B. O Ministério da Administração Interna entende que se justifica que o Supremo Tribunal, com grande sentido de responsabilidade sobre o conjunto da Justiça Administrativa, se pronuncie no caso vertente, a fim de clarificar a competência atribuída por lei ao detentor do poder disciplinar para interpretar o conceito de inviabilização da manutenção funcional, tendo em mente o fim legal de manter a disciplina na Corporação;

C. E a fim de clarificar os poderes de sindicância da legalidade que detêm os Tribunais Administrativos, aquando da apreciação de decisões punitivas da Administração.

D. Torna-se, assim, «necessária» a intervenção deste Colendo Supremo Tribunal Administrativo para orientar as atuações futuras dos Tribunais Administrativos, bem como da Administração, garantindo-se o cumprimento da legalidade.

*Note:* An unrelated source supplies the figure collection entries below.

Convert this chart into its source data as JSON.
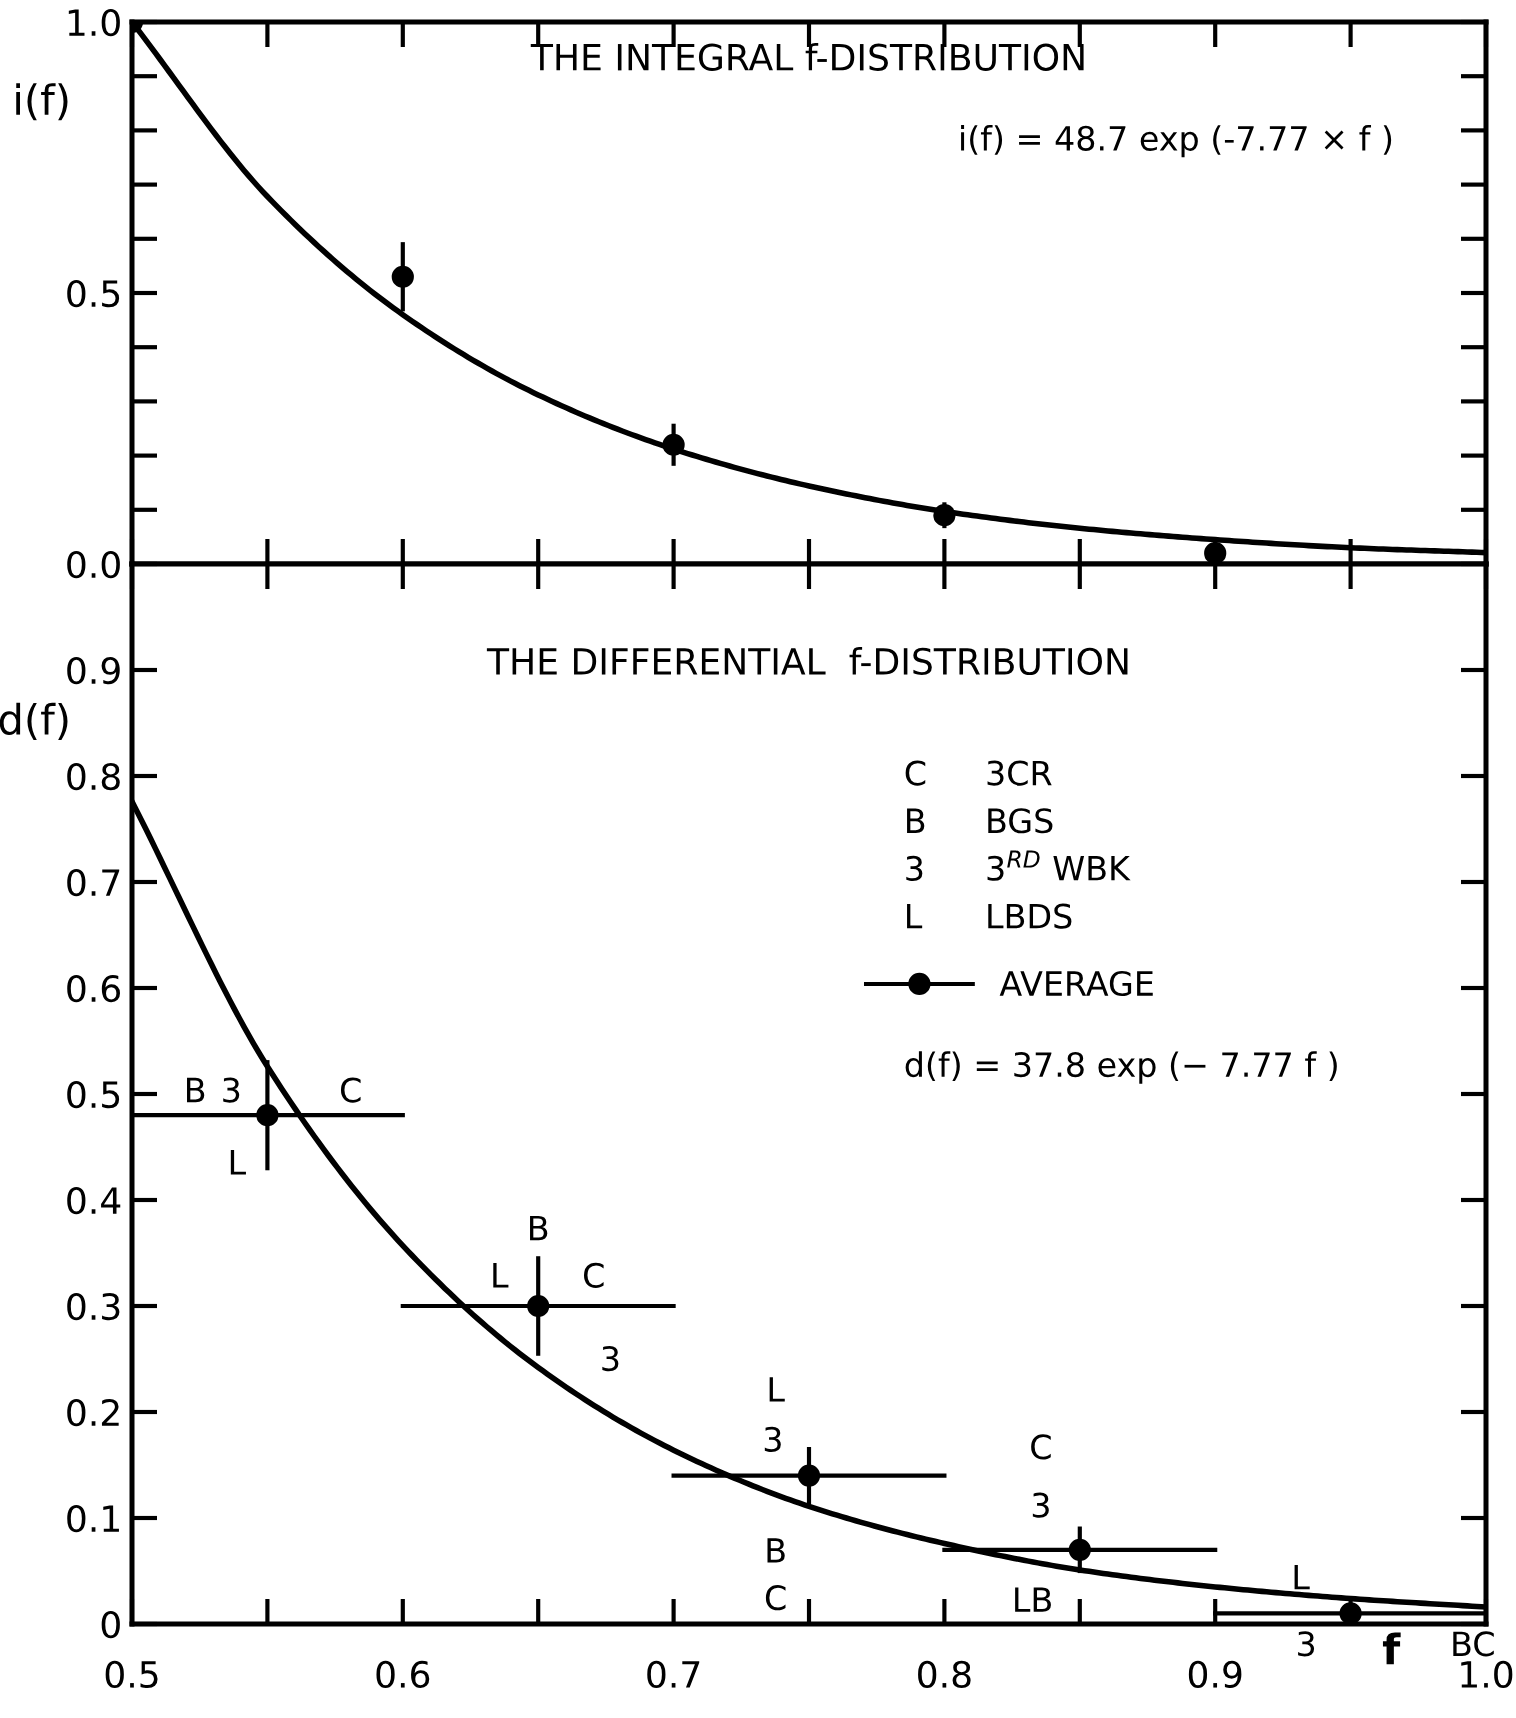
{
  "chart_data": [
    {
      "type": "scatter",
      "title": "THE INTEGRAL f-DISTRIBUTION",
      "ylabel": "i(f)",
      "xlim": [
        0.5,
        1.0
      ],
      "ylim": [
        0,
        1.0
      ],
      "xticks": [
        {
          "value": 0.5,
          "label": null
        },
        {
          "value": 0.55,
          "label": null
        },
        {
          "value": 0.6,
          "label": null
        },
        {
          "value": 0.65,
          "label": null
        },
        {
          "value": 0.7,
          "label": null
        },
        {
          "value": 0.75,
          "label": null
        },
        {
          "value": 0.8,
          "label": null
        },
        {
          "value": 0.85,
          "label": null
        },
        {
          "value": 0.9,
          "label": null
        },
        {
          "value": 0.95,
          "label": null
        },
        {
          "value": 1.0,
          "label": null
        }
      ],
      "yticks": [
        {
          "value": 0,
          "label": "0.0"
        },
        {
          "value": 0.1,
          "label": null
        },
        {
          "value": 0.2,
          "label": null
        },
        {
          "value": 0.3,
          "label": null
        },
        {
          "value": 0.4,
          "label": null
        },
        {
          "value": 0.5,
          "label": "0.5"
        },
        {
          "value": 0.6,
          "label": null
        },
        {
          "value": 0.7,
          "label": null
        },
        {
          "value": 0.8,
          "label": null
        },
        {
          "value": 0.9,
          "label": null
        },
        {
          "value": 1.0,
          "label": "1.0"
        }
      ],
      "tick_labels": "y",
      "grid": false,
      "annotations": [
        "i(f) = 48.7 exp (-7.77 × f )"
      ],
      "series": [
        {
          "color": "#000000",
          "marker": "circle",
          "x": [
            0.5,
            0.6,
            0.7,
            0.8,
            0.9
          ],
          "values": [
            1.0,
            0.53,
            0.22,
            0.09,
            0.02
          ],
          "errors": [
            null,
            0.06,
            0.035,
            0.02,
            null
          ]
        },
        {
          "type": "line",
          "color": "#000000",
          "line_style": "solid",
          "x": [
            0.5,
            0.55,
            0.6,
            0.65,
            0.7,
            0.75,
            0.8,
            0.85,
            0.9,
            0.95,
            1.0
          ],
          "values": [
            1.0,
            0.678,
            0.46,
            0.312,
            0.212,
            0.144,
            0.097,
            0.066,
            0.045,
            0.03,
            0.021
          ]
        }
      ]
    },
    {
      "type": "scatter",
      "title": "THE DIFFERENTIAL  f-DISTRIBUTION",
      "ylabel": "d(f)",
      "xlabel": "f",
      "xlim": [
        0.5,
        1.0
      ],
      "ylim": [
        0,
        1.0
      ],
      "xticks": [
        {
          "value": 0.5,
          "label": "0.5"
        },
        {
          "value": 0.55,
          "label": null
        },
        {
          "value": 0.6,
          "label": "0.6"
        },
        {
          "value": 0.65,
          "label": null
        },
        {
          "value": 0.7,
          "label": "0.7"
        },
        {
          "value": 0.75,
          "label": null
        },
        {
          "value": 0.8,
          "label": "0.8"
        },
        {
          "value": 0.85,
          "label": null
        },
        {
          "value": 0.9,
          "label": "0.9"
        },
        {
          "value": 0.95,
          "label": null
        },
        {
          "value": 1.0,
          "label": "1.0"
        }
      ],
      "yticks": [
        0,
        0.1,
        0.2,
        0.3,
        0.4,
        0.5,
        0.6,
        0.7,
        0.8,
        0.9,
        {
          "value": 1.0,
          "label": null
        }
      ],
      "grid": false,
      "legend": "top",
      "annotations": [
        "C",
        "3CR",
        "B",
        "BGS",
        "3",
        "3$^{RD}$ WBK",
        "L",
        "LBDS",
        "d(f) = 37.8 exp (− 7.77 f )",
        "B",
        "3",
        "C",
        "L",
        "B",
        "L",
        "C",
        "3",
        "L",
        "3",
        "B",
        "C",
        "C",
        "3",
        "LB",
        "L",
        "3",
        "BC"
      ],
      "series": [
        {
          "name": "AVERAGE",
          "color": "#000000",
          "marker": "circle",
          "x": [
            0.55,
            0.65,
            0.75,
            0.85,
            0.95
          ],
          "values": [
            0.48,
            0.3,
            0.14,
            0.07,
            0.01
          ],
          "errors": [
            0.05,
            0.045,
            0.025,
            0.02,
            null
          ],
          "xerrors": [
            0.05,
            0.05,
            0.05,
            0.05,
            0.05
          ]
        },
        {
          "type": "line",
          "color": "#000000",
          "line_style": "solid",
          "x": [
            0.5,
            0.55,
            0.6,
            0.65,
            0.7,
            0.75,
            0.8,
            0.85,
            0.9,
            0.95,
            1.0
          ],
          "values": [
            0.776,
            0.526,
            0.357,
            0.242,
            0.164,
            0.111,
            0.076,
            0.051,
            0.035,
            0.024,
            0.016
          ]
        }
      ]
    }
  ]
}
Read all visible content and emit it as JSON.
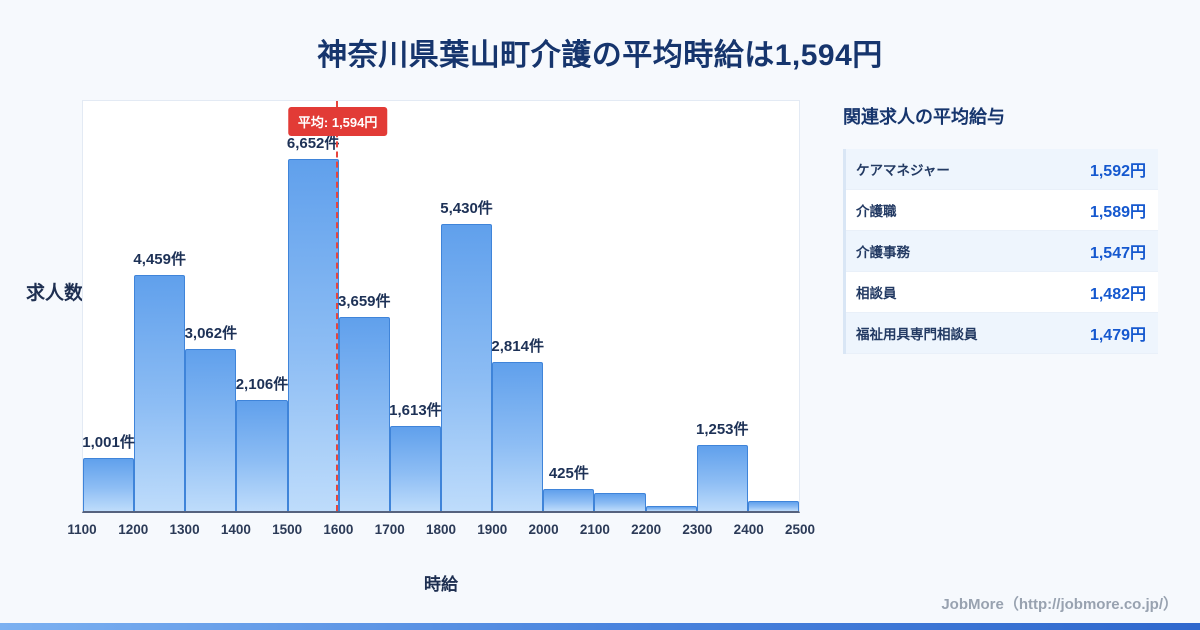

E. No entender do Ministério da Administração Interna, o douto acórdão impugnado incorreu em incontornáveis erros de direito, razão que torna “claramente necessária” a admissão do presente recurso de revista pelo Supremo Tribunal, de maneira a evitar que se constitua de futuro, por indiferença, uma orientação defeituosa para os tribunais de primeira e de segunda instância,

F. O douto Acórdão deliberou o seguinte: “Deste modo, acordam os Juízes que compõem a Secção de Contencioso Administrativo do presente Tribunal Central Administrativo Sul, embora com fundamentação acrescida e nem sempre coincidente, confirmar o sentido da Sentença objeto de Recurso.” (cf. pág. 14).

G. E o motivo avançado foi o seguinte: «Como se disse já, se é certo que a conduta do agente policial violou gravemente os deveres decorrentes da função policial, mostrando-se indigna de um agente da autoridade, potencialmente lesiva da imagem da PSP, tal não poderá significar que de imediato, e sem quaisquer antecedentes de natureza disciplinar, tenha de determinar automaticamente, sem mais, a inviabilização da manutenção da relação funcional.» (cf. pág. 14). Como se pode verificar,

H. O douto Tribunal a quo limitou-se a concluir que este Ministério não ponderou sobre a aplicação ao caso do conceito de inviabilização da manutenção da relação funcional, aquando da prolação do despacho punitivo, e daí, de forma igualmente conclusiva, que foi aplicada uma pena disciplinar manifestamente desproporcional.

I. Acontece, porém, que o Tribunal a quo não logrou identificar no despacho punitivo uma manifesta desproporcionalidade, ou uma evidente injustiça, ou a adoção de critérios manifestamente desacertados, inaceitáveis ou grosseiros.

J. Limitou-se a discordar da interpretação que a Administração fez do referido conceito de inviabilização da manutenção da relação funcional – a falta era de tal modo grave para a disciplina e para o prestígio e o bom nome da Corporação que a ligação do recorrido ao serviço da PSP não se podia manter –, mas desse modo extravasou o âmbito da jurisdição administrativa.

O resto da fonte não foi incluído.